There is no evidence of butchering or burning on the bones, so the chicken seems to have been decapitated and dismembered by wringing or twisting while still alive or after its death. Even the smallest bones of the head and feet are present, suggesting that the body parts were still sheathed in skin when they were tossed into the pot.
A later curse tablet from Roman Carthage in North Africa mentions a bound rooster when cursing the leader of a rival chariot team:
[B]ind every limb and every sinew of Victoricus, the charioteer of the Blue team…and of the horses he is about to race…. Bind their legs, their onrush, their bounding, their running, blind their eyes so they cannot see, and twist their soul and heart so that they cannot breathe. Just as this rooster has been bound by its feet, hands and head, so bind the legs and hands and head and heart of Victoricus, the charioteer of the Blue team, for tomorrow!
This text shows that bound and mutilated animals, especially chickens, were used in Roman curse rituals. The chicken curse pot from the Athenian Agora provides much earlier evidence for this practice in communities of mainland Greece.
Grasping at certainty
Our brief foray into the world of magic has revealed the presence of spells, ritual dolls or effigies, and curses from across the ancient Greek and Roman worlds. To some extent, the field of Classics tends to focus on big institutions and phenomena: Athenian democracy, the Persian and Peloponnesian Wars, the Parthenon and the Roman Colosseum, and generals like Pericles, Alexander the Great, or emperors like Augustus and Constantine. What is surprising and exciting about these magical objects is how they collapse the time and distance separating us moderns from the ancient Greeks and Romans, revealing the universally human desire to manage vulnerability and edge out competition, from rival chefs to aloof love interests to opposing litigants at trial.

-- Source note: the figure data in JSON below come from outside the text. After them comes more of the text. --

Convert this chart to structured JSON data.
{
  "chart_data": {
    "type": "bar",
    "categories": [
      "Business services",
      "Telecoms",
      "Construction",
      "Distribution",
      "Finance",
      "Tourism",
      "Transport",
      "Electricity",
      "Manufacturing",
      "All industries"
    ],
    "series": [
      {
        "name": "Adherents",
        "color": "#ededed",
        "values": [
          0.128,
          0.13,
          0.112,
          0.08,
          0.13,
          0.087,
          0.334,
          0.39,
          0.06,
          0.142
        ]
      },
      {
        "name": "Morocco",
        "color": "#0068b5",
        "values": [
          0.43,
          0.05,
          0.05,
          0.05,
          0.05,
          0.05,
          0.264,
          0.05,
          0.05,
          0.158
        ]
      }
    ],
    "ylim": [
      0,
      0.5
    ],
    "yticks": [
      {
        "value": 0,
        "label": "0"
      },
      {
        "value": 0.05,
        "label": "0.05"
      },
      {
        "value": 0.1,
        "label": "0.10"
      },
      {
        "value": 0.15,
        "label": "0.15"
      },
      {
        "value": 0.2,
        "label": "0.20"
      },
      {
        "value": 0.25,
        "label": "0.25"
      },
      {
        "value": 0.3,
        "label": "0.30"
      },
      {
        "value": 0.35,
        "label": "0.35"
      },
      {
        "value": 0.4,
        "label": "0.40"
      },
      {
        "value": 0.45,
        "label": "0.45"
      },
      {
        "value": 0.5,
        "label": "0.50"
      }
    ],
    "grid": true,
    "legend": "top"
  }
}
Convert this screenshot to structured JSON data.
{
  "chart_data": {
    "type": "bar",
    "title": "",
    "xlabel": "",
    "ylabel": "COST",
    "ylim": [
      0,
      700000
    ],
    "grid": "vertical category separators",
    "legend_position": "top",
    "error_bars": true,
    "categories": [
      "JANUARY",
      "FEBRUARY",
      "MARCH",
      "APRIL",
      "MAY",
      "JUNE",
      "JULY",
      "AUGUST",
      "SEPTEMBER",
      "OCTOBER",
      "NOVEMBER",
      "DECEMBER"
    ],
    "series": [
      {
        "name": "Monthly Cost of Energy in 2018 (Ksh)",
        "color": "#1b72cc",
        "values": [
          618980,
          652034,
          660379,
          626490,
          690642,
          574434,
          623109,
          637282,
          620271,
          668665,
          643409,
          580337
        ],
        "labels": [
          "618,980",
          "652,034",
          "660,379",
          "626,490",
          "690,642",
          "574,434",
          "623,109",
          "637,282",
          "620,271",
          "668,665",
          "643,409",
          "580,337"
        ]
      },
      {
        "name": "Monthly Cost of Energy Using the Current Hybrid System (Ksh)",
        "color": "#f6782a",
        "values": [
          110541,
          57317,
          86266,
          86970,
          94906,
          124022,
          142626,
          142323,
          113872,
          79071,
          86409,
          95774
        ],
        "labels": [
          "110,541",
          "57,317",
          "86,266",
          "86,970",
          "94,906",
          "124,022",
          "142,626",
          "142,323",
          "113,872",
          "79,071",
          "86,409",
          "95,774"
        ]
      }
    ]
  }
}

Yet these types of ritual texts and objects—and their great popularity for some 1,000 years—reveal a far messier, intimate, and interesting view of the ancient Greeks and Romans. Curses, spells, and incantations were used by individuals in ancient Greek and Roman communities to cope with conflict, vulnerability, competition, anxiety, desire, and loss. These rites were intended to change and transform the present and future course of affairs; they were grounded in worldviews in which ritual speech and action were understood to achieve real goals and assuage real fears. Such practices remained prevalent in the classical Mediterranean and well beyond for nearly a millennium. And it isn’t clear, to me at least, that these rituals were ultimately ineffective within the communities in which they were performed and circulated.